Many years ago I was in an office building in which a crazed man gunned down people several floors above. It was a terrible event and local media (and later national as well) all reported on it. Many months later an employee of the firm circulated a memo that, in part, made fun of the event. I was one of the few who challenged him about doing it, others simply ignored it or threw the memo into the trash bins. He got indignant, as I recall, when challenged about using the event as a joke (and using office resources to do it). At any rate, it forced management to put an end to sending out personal interoffice correspondence without approval. That was in the days before the Internet, email, tweets, and other social media that now permeate our world.
The events of 9/11 were seared into many who saw what happened that day. To this day the national media hides some of the more graphic sides, namely of people throwing themselves out of buildings since the choices was either burning/choking to death or a quick end by leaping out of the building. Then Mayor Rudy Giuliani recalls hearing this thudding sound outside of the building he was in. It was the sound of bodies hitting the ground. Now you can find this information, some are included in documentaries or in still photographs from that day. But generally media avoids showing this because of how awful it was. Few jest about what happened and jokes about 9/11 are generally avoided. And comics who go that route take a serious risk of alienating their audience and ending gigs lined up.
Titanic, because it has become iconic, has its own special place in history and culture. 1500 people died because the British Board of Trade never bothered to update regulations on lifeboats and because of complacency. Captain Smith never considered icebergs a problem and despite ice warnings, moved Titanic through an ice field at night when visibility was limited due to lack of moonlight and binoculars for the lookouts. So many what ifs can be pointed out that could have changed the outcome that night. Whole families were lost and families separated forever. What ought to have been a glorious day of celebration when Titanic arrived in New York was one of great sadness when the survivors came ashore. And the only thing left of Titanic were the lifeboats.
That happened in 1912, 101 years ago. Last year saw a major remembrance of the sinking and how still Titanic is part of our culture. Despite that you see things like tacky Titanic shaped ice cube molds. Or Titanic slides that kids slide down not understanding its implication. Then there are t-shirts out there that say “Titanic Swim Team.” And finally what drew the ire of many was Red Bull’s advert that made light of the tragedy. Red Bull says it was just in fun and certainly that was their intent. They got away with it because the uproar was light. They got what they wanted, publicity for an energy drink but it comes at price.
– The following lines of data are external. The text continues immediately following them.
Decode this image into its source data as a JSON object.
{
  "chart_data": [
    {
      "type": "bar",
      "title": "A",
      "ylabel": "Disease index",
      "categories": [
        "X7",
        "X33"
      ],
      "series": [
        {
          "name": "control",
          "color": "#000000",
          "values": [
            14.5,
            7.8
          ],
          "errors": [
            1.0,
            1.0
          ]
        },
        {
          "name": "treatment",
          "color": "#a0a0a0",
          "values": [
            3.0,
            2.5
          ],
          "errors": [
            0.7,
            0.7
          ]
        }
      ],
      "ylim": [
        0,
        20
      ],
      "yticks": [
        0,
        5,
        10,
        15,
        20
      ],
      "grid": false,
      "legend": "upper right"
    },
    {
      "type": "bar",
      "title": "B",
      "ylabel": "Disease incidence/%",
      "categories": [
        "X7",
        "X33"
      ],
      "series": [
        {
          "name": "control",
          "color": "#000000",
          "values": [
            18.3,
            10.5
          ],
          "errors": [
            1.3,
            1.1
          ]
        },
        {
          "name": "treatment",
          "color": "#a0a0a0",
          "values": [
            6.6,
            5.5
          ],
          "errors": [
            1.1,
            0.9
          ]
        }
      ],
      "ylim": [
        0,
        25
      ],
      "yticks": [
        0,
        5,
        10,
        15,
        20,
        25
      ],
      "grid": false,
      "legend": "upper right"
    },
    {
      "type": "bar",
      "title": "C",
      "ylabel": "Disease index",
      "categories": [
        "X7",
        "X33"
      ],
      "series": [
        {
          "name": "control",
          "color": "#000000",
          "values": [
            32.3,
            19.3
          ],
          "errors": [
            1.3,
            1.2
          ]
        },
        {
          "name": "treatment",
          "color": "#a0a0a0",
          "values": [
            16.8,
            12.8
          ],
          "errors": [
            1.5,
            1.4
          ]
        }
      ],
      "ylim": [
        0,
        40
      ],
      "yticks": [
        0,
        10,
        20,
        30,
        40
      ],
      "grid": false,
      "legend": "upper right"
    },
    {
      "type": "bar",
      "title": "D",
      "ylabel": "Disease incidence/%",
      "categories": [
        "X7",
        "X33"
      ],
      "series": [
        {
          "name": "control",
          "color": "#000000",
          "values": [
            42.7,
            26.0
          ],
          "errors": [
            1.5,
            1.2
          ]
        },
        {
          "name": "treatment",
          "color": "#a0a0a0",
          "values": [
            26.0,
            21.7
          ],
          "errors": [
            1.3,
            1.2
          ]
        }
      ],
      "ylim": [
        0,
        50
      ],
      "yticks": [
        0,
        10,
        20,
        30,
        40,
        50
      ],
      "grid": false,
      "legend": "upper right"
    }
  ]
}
The price being it turns off a lot of people who may never buy Red Bull again. It is one thing to do a show like MASH and poke fun at war but show its serious side but another to mock. Hogan’s Heroes was a show meant to get laughs out of showing the prisoners running a major underground operation right under the watchful eyes of Colonel Klink and Sergeant Schultz. Most people do not realize that it was purposeful to depict the Germans as idiots. And Werner Klemperer, whose father was forced to leave Germany when Hitler came to power, demanded that of the producers.
Some argue that over time we can be desensitized to past events we have no connection to.There is a point to this and sometimes it is ignorance or lack of empathy. When either occurs, it becomes all too easy to simply look at past tragedies and not care much. And that makes it possible for people to make light of tragedies and come up with dumb products or t-shirts. It means that those who do care have to work harder to remind people not to forget the human cost of the events they trivialize.